How has the perspective of time changed your approach to wine?

#1 People are not as important as farming. #2 You need to be aware. Every year something happens that you haven’t seen before and you have to react. There is no formula. #3 Don’t “fashion” the wines. Protect them at all costs but let them be what they are. Don’t chase what you think the public likes. Respect the place you’re in. Trust in the ability of the plant to connect us to that place.

What is the most overrated trend in wine today?

Every generation needs something to hang its hat on. Natural wine is such a thing. It’s stupid. There’s no there there. The most basic feature is that you’re not using sulfur. That’s the one thing they can point to. Pffft.

What new winemakers are you most excited about and why?

My son, Cody, is killing it with Purple Hands. The wines are beautiful. Some other folks I know, not new, not young, but younger than me . . . Josh Bergström, Adam Campbell of Elk Cove, Thibaut Morey of Domain Morey-Coffinet, Michael Bindi in the Macedon Ranges north of Melbourne, Blaire Walter of Felton Road.

If you weren’t a winemaker what would you be doing?

Snowboarding.

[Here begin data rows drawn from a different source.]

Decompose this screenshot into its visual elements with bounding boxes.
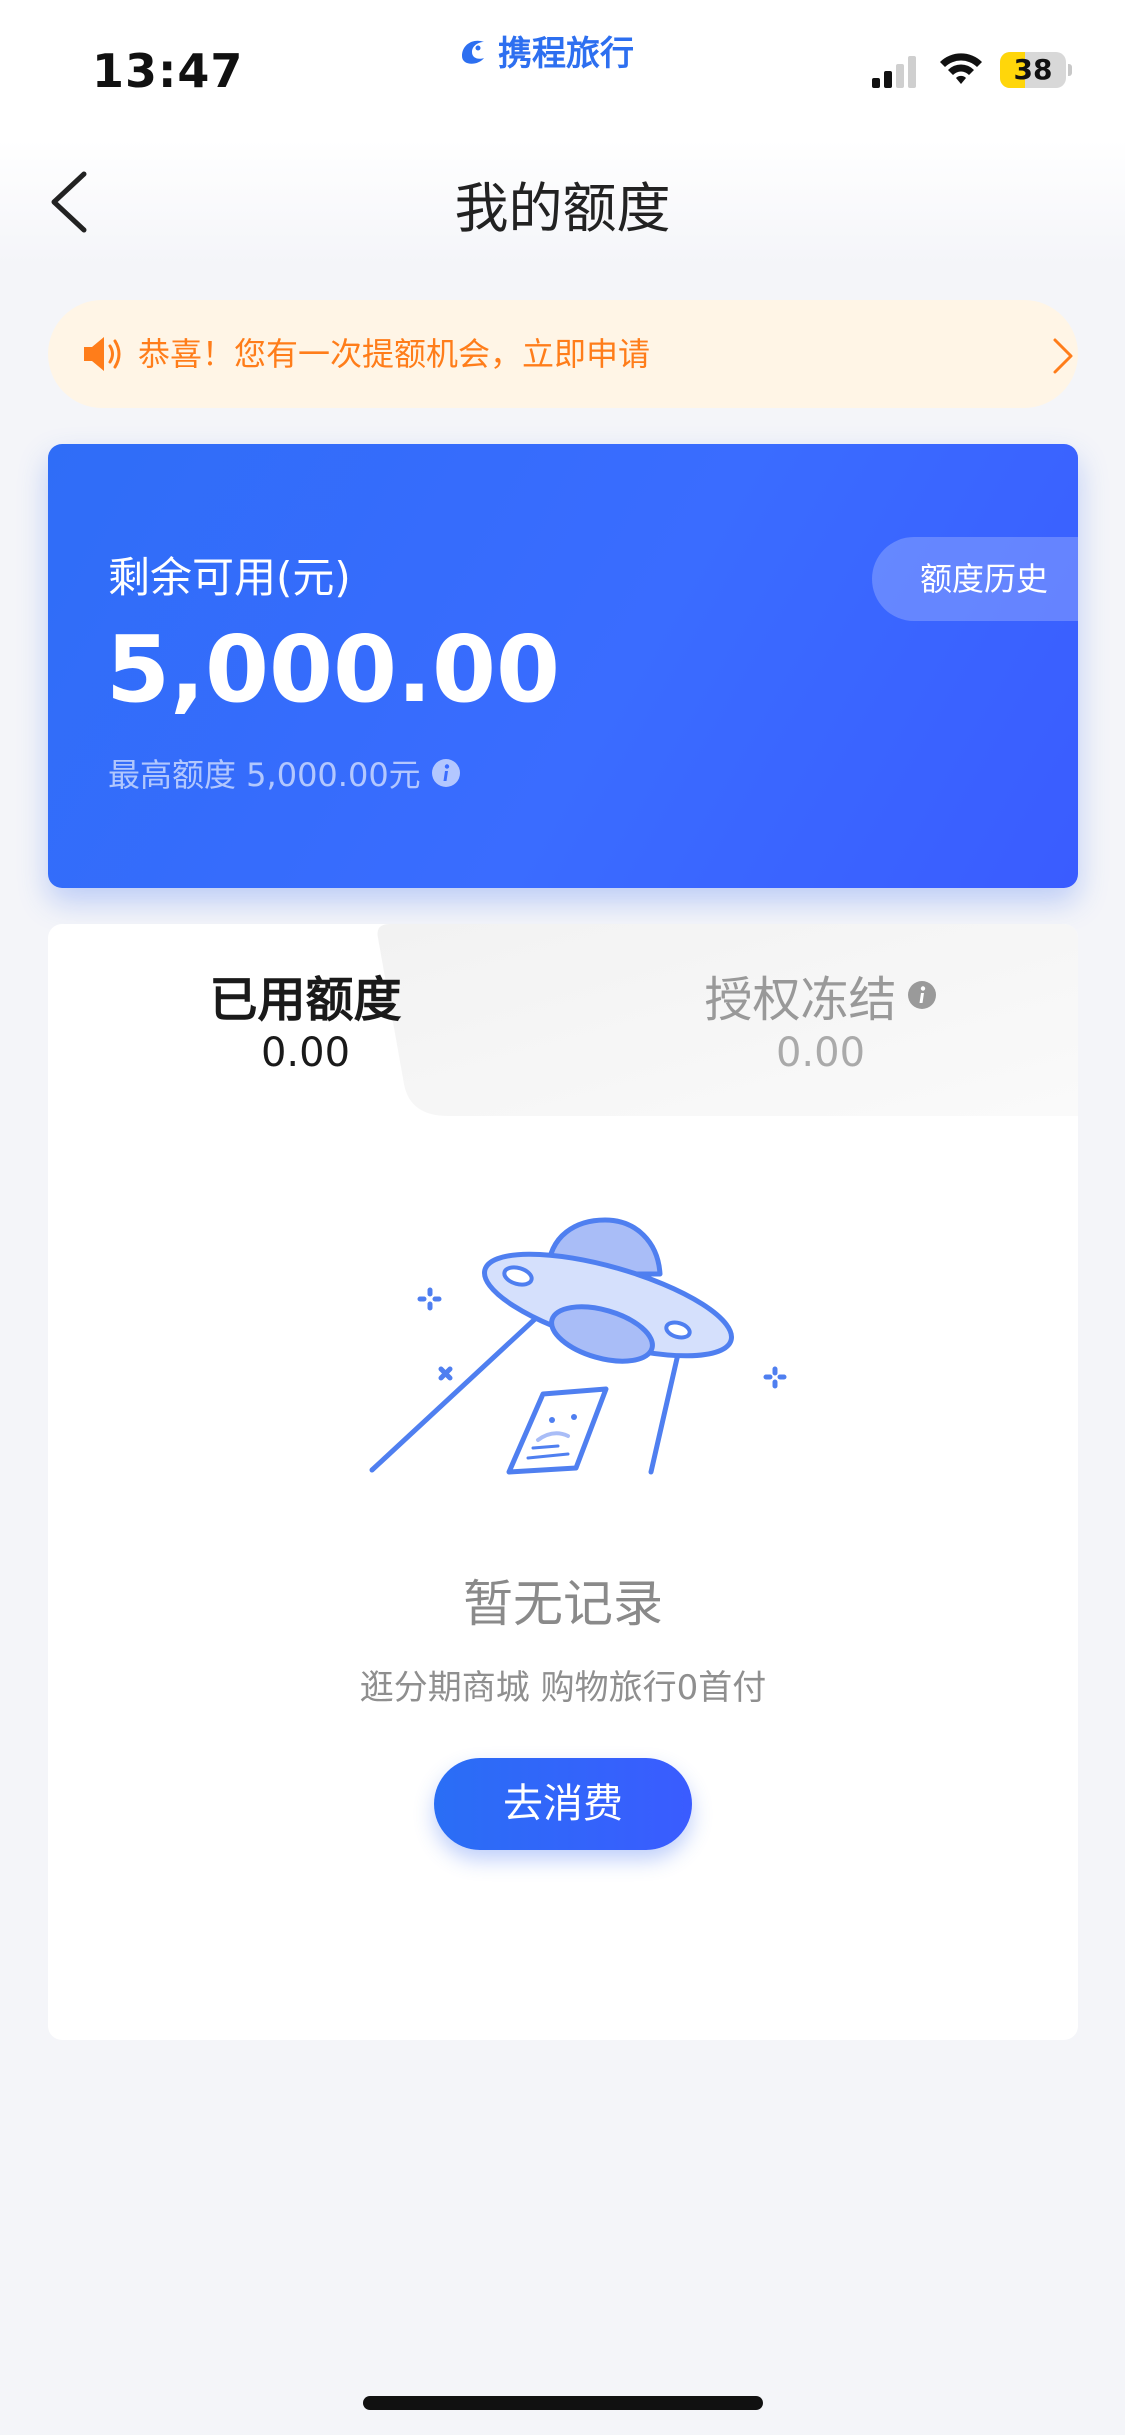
page-title: 我的额度 xyxy=(454,177,671,240)
chevron-right-icon xyxy=(1053,338,1073,374)
battery-level: 38 xyxy=(1013,53,1053,86)
empty-state-title: 暂无记录 xyxy=(463,1575,663,1633)
limit-history-button[interactable]: 额度历史 xyxy=(872,537,1078,621)
notice-text: 恭喜！您有一次提额机会，立即申请 xyxy=(138,335,651,373)
promo-notice-banner[interactable]: 恭喜！您有一次提额机会，立即申请 xyxy=(48,300,1078,408)
brand-name: 携程旅行 xyxy=(498,34,634,74)
max-limit-row: 最高额度 5,000.00元 xyxy=(108,750,461,796)
status-time: 13:47 xyxy=(92,44,244,98)
ctrip-dolphin-icon xyxy=(462,40,484,64)
home-indicator xyxy=(363,2396,763,2410)
records-panel: 已用额度 0.00 授权冻结 0.00 暂无记录 逛分期商城 购物旅行0首付 去… xyxy=(48,924,1078,2040)
tab-used-limit[interactable]: 已用额度 0.00 xyxy=(48,924,563,1116)
tab-frozen-title: 授权冻结 xyxy=(704,972,897,1028)
chevron-left-icon xyxy=(51,171,87,233)
battery-cap xyxy=(1068,64,1072,76)
battery-body: 38 xyxy=(1000,52,1066,88)
tab-authorization-frozen[interactable]: 授权冻结 0.00 xyxy=(563,924,1078,1116)
ufo-empty-illustration xyxy=(369,1217,787,1475)
back-button[interactable] xyxy=(44,166,104,238)
tab-used-title: 已用额度 xyxy=(209,972,402,1028)
go-spend-button[interactable]: 去消费 xyxy=(434,1758,692,1850)
info-icon[interactable] xyxy=(431,758,461,788)
balance-label: 剩余可用(元) xyxy=(108,553,351,602)
battery-indicator: 38 xyxy=(1000,52,1072,88)
nav-bar: 我的额度 xyxy=(0,140,1125,265)
tab-frozen-title-row: 授权冻结 xyxy=(563,960,1078,1030)
brand-logo: 携程旅行 xyxy=(456,26,634,75)
available-balance-card: 剩余可用(元) 5,000.00 最高额度 5,000.00元 额度历史 xyxy=(48,444,1078,888)
cellular-signal-icon xyxy=(872,56,916,88)
tab-frozen-value: 0.00 xyxy=(775,1030,866,1076)
balance-amount: 5,000.00 xyxy=(106,616,560,723)
tab-used-value: 0.00 xyxy=(260,1030,351,1076)
info-icon[interactable] xyxy=(907,980,937,1010)
wifi-icon xyxy=(940,53,982,84)
status-bar: 13:47 携程旅行 38 xyxy=(0,0,1125,140)
max-limit-text: 最高额度 5,000.00元 xyxy=(108,756,421,794)
speaker-icon xyxy=(84,337,121,371)
empty-state-subtitle: 逛分期商城 购物旅行0首付 xyxy=(359,1668,767,1708)
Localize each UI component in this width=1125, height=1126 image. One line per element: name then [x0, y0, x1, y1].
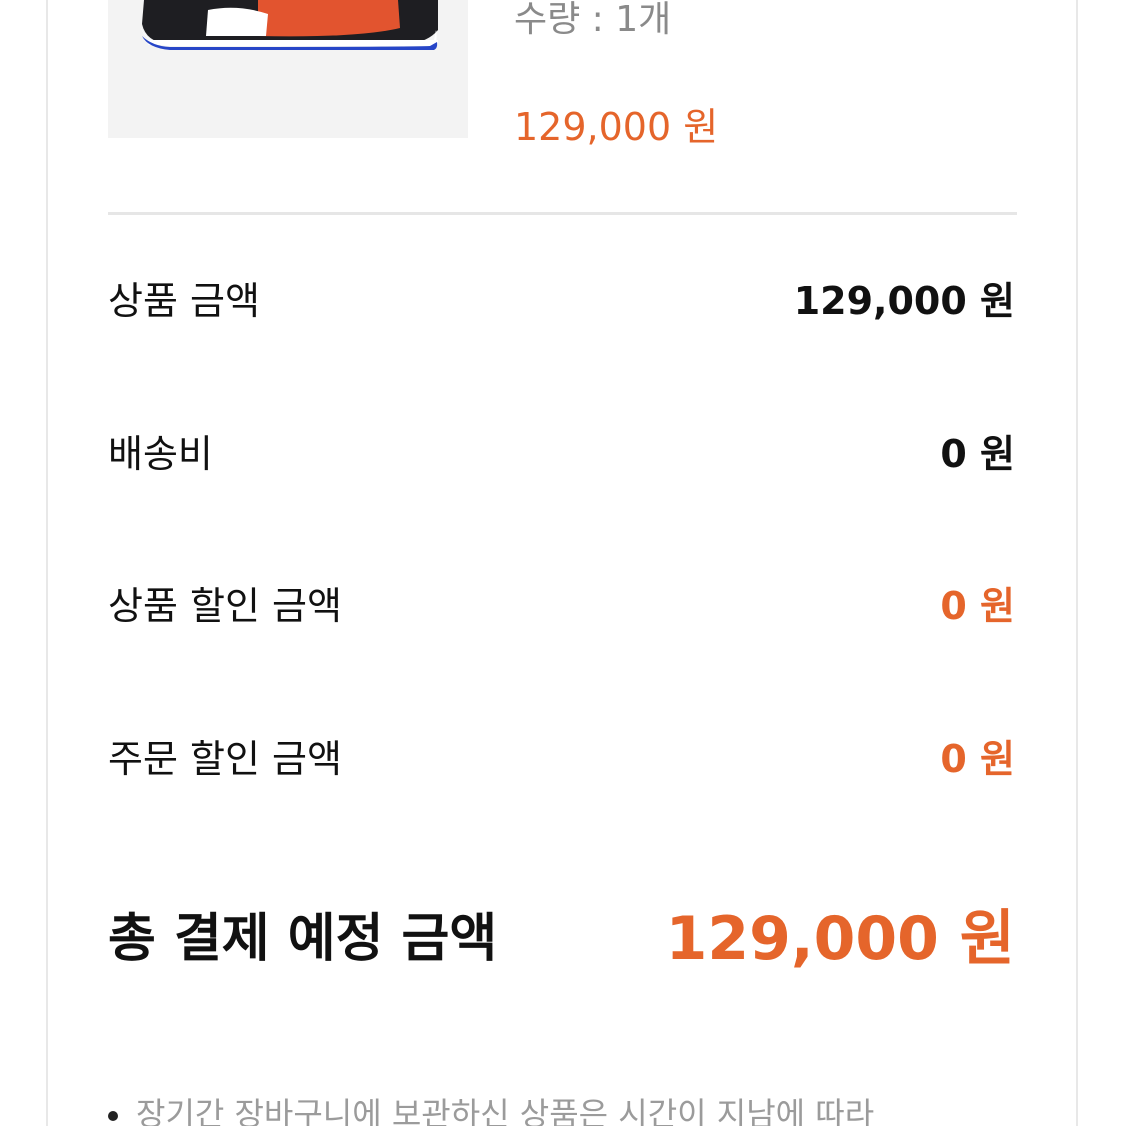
order-summary-page: 수량 : 1개 129,000 원 상품 금액 129,000 원 배송비 0 …	[0, 0, 1125, 1126]
shipping-fee-row: 배송비 0 원	[108, 420, 1015, 480]
total-value: 129,000 원	[665, 903, 1015, 974]
product-discount-value: 0 원	[940, 583, 1015, 628]
total-row: 총 결제 예정 금액 129,000 원	[108, 893, 1015, 974]
bullet-icon	[108, 1111, 118, 1121]
product-image[interactable]	[108, 0, 468, 138]
total-label: 총 결제 예정 금액	[108, 908, 498, 969]
product-discount-row: 상품 할인 금액 0 원	[108, 572, 1015, 632]
order-discount-label: 주문 할인 금액	[108, 736, 342, 781]
order-discount-row: 주문 할인 금액 0 원	[108, 725, 1015, 785]
shipping-fee-label: 배송비	[108, 431, 213, 476]
product-quantity: 수량 : 1개	[514, 0, 672, 40]
cart-notice: 장기간 장바구니에 보관하신 상품은 시간이 지남에 따라	[108, 1092, 874, 1126]
cart-notice-text: 장기간 장바구니에 보관하신 상품은 시간이 지남에 따라	[136, 1095, 875, 1126]
order-discount-value: 0 원	[940, 736, 1015, 781]
divider	[108, 212, 1017, 215]
product-discount-label: 상품 할인 금액	[108, 583, 342, 628]
product-amount-value: 129,000 원	[793, 278, 1015, 323]
sneaker-icon	[108, 0, 468, 138]
product-amount-label: 상품 금액	[108, 278, 260, 323]
shipping-fee-value: 0 원	[940, 431, 1015, 476]
product-amount-row: 상품 금액 129,000 원	[108, 267, 1015, 327]
product-price: 129,000 원	[514, 105, 719, 149]
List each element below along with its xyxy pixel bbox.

There’s nothing else I do as well as winemaking so snowboarding is my answer. I’m not reckless but I like speed. I do like speed.

What led you to select Nomacorc PlantCorcs?

I was by far, by miles, the first to use Nomacorc. 2002. We did it to protect the investment we make in farming. Our approach is nutrition-based. It’s a Japanese method that we adopted 20 years ago. It’s WAY more expensive than organic, WAY more expensive than biodynamic. Because it requires real investigation. It’s not just a recipe.

These investments that we make, they’re so long term. You plant a vineyard, you care for it; it’s a huge black hole of labor and money. And then you wait. You wait for that moment in time when the root system is deep enough to engage with mother rock and you start to get all this detail in the wine — you’re getting connected to place in such a specific way. And to let a closure screw that up, that investment, my life, my company, everyone who’s given everything to nurture this vineyard and protect it in our cellar . . . to have a closure screw that up . . . it’s intolerable.

What, if anything, do you leave to chance in the cellar or in life?

Here I am 40 years into it and it’s shocking what I don’t know. It’s amazing what we don’t know. So we’re always experimenting. Every year we see things we haven’t seen before. At a certain point you realize that you’re not going to live long enough to see all the curveballs Mother Nature is going to throw you. Realizing that keeps you in the moment and on your toes so you don’t freak out. It gives you a better frame of reference.